Among the most important are that deals ensure producers get a guaranteed Fairtrade minimum price to cover their costs and that they provide the additional Fairtrade premium for farmers to invest in projects to benefit their communities and businesses. The arrangements are also required to feature clear trading criteria and set up mutually beneficial long-term relationships.
It means that Fairtrade products can be available in many different parts of the retail market. They include specialist products on foodie websites, major brands in c-stores throughout the land, own-label products in supermarkets and discounters, and more.

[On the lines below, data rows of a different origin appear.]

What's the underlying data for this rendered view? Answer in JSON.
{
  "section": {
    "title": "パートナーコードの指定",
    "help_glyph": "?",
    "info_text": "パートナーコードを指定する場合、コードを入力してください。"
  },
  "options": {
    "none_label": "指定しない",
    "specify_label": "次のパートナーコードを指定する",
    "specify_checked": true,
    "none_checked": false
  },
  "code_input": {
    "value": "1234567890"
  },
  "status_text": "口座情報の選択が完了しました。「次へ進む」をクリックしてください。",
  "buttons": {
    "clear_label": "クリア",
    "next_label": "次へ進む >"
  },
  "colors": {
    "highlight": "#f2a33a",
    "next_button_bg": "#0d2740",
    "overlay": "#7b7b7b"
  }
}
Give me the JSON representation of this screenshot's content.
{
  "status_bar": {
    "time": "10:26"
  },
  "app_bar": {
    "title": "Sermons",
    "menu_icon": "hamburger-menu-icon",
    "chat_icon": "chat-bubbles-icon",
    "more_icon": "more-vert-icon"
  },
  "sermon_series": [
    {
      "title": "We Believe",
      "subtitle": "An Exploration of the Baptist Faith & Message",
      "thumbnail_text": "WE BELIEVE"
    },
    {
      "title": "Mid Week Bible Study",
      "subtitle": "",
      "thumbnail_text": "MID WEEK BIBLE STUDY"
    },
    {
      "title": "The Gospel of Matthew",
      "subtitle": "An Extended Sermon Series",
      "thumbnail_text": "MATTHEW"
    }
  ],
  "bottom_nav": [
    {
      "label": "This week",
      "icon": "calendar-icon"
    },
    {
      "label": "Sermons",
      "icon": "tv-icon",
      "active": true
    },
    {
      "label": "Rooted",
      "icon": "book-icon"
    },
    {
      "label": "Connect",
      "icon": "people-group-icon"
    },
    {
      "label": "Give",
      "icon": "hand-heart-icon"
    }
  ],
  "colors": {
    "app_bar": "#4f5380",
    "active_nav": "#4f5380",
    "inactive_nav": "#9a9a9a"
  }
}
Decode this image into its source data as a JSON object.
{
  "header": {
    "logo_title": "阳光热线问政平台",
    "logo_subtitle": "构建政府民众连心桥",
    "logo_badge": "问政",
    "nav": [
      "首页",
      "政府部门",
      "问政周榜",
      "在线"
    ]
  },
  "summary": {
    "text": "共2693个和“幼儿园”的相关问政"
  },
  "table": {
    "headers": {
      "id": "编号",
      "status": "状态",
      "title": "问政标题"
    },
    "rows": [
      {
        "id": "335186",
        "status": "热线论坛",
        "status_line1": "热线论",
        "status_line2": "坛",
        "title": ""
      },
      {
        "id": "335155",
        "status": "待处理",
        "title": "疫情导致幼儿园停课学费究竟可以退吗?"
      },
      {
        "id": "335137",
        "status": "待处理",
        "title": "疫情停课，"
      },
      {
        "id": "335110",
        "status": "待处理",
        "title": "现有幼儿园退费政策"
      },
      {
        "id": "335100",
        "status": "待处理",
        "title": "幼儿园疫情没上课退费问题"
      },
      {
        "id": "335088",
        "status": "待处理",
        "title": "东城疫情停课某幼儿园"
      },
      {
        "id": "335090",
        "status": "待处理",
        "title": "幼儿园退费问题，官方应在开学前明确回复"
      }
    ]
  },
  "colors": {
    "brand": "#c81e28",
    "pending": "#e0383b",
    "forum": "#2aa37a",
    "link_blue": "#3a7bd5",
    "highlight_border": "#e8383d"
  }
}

Discount supermarket Lidl, for example, has its own Fairglobe range of products which carry the Fairtrade mark.
Alasdair Fowle, Lidl PR manager, said: “Lidl’s Fairtrade own brand Fairglobe has established a reputation for offering great quality products at competitive Fairtrade prices.
“Lidl has carefully selected a range of Fairtrade products that not only give our customers the option to support producers in developing countries but that also includes a range of great tasting quality products.”
Products in the Fairglobe range include milk chocolate, dark chocolate, cookies, instant coffee, tea bags, bananas, orange juice and one of the company’s Cabernet Sauvignon wines.
And the company also features products that carry other international accreditations. It now sources 100% of the cocoa for its Fin Carré and Bellarom chocolate ranges from farms that have signed up to the UTZ-certified Code of Conduct for good agricultural and business practices.